In a minute, I'll describe some of the highlights of this year's program, which samples 1,000 years of repertory. (It repeats Friday in Oakland, then moves through the Bay Area and down the Central Coast.) But first this: leaving Memorial Church, I was trying not to go overboard, and so I took a stab at cataloging a few negatives.
No luck; what really is there to criticize, unless Chanticleer itself -- a special organism, creating a silken sound -- just doesn't appeal to you? (Maybe you don't like silk shirts.) I suppose there's the occasional crack in its sonic veneer, or a slip in the program's pacing; taking too long to move, say, from soothing 11th-century plainsong to rousing carols. And you could mock Chanticleer for sometimes being its own cover band: each year breaking out Franz Biebl's "Ave Maria," the chorus's biggest hit, sort of like the Stones doing "Satisfaction."
But beyond that?
Anyway, some highlights.
There was Hans Leo Hassler's "Hodie Christus natus est"; its whispered mysteries kept peeking out from between the lines of this Renaissance motet for double choir. And there was the late John Tavener's "A Christmas Round," rich with exquisitely quivering filigree, and his "Today the Virgin," almost giddy with its folksy earthiness and melodic rise-and-fall.
British (and Russian Orthodox) Tavener, who died last month, enjoyed a long collaboration with Chanticleer. Steven Sametz, based in Pennsylvania, continues to compose for the San Francisco-based chorus: "O magnum mysterium," his latest commission, was the program's most dazzling piece -- close-packed harmonies, lush and warming and filled with colors, as if light were falling on a dozen entwined necklaces. The sopranos were something else. And I don't know if Sametz is a Brian Wilson fan, but his new piece carries more than a whiff of pop wistfulness, reminiscent of the Beach Boy at his artsiest.
"A Chanticleer Christmas" also embraced the audience with a velvety excerpt from Rachmaninoff's "All Night Vigil." And Pavel Chesnokov's setting of "Salvation is created in the midst of the earth, O God" posed a basic question: How does Chanticleer -- a mere dozen a cappella voices -- manage to sound like a massive chorus? Memorial Church's resonant acoustics had something to do with it, but, still, I'm mystified.
The program ended with a medley of Christmas spirituals from the African-American church, arranged by Joseph Jennings, Chanticleer's former music director.

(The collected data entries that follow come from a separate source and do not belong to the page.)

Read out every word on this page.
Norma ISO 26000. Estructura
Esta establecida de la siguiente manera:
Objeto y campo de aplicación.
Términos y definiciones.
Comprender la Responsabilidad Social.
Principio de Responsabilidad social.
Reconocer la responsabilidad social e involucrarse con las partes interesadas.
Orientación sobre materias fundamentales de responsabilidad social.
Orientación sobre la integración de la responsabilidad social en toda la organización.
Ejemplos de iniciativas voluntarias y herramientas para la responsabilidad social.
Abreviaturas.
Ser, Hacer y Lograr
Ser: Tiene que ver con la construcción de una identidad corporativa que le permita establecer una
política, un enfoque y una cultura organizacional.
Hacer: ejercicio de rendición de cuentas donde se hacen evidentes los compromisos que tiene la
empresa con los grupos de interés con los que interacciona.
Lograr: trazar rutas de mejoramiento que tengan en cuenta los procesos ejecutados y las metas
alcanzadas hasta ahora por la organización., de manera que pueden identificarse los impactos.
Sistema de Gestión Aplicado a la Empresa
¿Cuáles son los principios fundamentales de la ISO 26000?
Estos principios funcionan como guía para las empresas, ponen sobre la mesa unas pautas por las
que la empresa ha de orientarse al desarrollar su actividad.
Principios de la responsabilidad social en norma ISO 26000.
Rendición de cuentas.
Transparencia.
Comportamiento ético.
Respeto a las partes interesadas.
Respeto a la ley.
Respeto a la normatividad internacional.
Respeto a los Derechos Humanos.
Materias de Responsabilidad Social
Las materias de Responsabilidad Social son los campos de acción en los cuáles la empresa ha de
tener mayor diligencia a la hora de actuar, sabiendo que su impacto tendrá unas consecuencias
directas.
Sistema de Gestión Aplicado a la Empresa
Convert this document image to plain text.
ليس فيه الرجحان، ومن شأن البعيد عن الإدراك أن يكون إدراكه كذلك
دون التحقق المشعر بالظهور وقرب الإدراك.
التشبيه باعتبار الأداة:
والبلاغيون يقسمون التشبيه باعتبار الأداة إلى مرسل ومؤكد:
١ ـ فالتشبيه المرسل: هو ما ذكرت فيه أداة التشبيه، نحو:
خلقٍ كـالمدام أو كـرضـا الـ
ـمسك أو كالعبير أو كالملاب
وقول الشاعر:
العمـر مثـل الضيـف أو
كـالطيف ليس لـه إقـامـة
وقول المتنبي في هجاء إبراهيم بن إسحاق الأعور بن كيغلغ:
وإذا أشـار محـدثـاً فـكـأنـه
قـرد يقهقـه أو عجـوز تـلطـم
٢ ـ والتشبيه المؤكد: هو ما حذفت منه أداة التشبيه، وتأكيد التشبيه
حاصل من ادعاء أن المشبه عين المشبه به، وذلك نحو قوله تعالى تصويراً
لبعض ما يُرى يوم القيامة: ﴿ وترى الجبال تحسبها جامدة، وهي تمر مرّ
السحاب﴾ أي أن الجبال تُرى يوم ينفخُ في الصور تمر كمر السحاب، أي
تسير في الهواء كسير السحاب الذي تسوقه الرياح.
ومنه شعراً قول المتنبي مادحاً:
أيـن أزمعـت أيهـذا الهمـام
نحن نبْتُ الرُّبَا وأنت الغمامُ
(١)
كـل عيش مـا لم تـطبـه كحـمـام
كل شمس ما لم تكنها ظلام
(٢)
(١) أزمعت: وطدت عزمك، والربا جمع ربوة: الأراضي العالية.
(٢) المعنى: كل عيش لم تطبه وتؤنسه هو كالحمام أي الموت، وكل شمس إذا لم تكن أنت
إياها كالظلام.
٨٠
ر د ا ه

Now directed by Jace Wittig, the chorus sang "Oh, What a Pretty Little Baby" -- slowly and patiently, the soprano voices of alto Cortez Mitchell and soprano Gregory Peebles wrapping around one another. Bass Eric Allatore patted his right foot, while laying out the bass line, the solid substructure: The man has a potent sense of time and phrasing; he never over-sings. He kept it up through "Jesus, Oh what a Wonderful Child," which featured bass-baritone Marques Jerrell Ruff, a new member, powerfully delivering this message: "Sing glory!"
Upcoming performances: 8 p.m. Friday, Cathedral of Christ the Light, Oakland; 8 p.m. Saturday, First Congregational Church, Berkeley; 8 p.m. Sunday, St. Ignatius Church, San Francisco; 6 and 8:30 p.m. Dec. 19, Mission Santa Clara; 8 p.m. Dec. 22, St. Ignatius Church, San Francisco; 6 and 8:30 p.m. Dec. 23, Carmel Mission.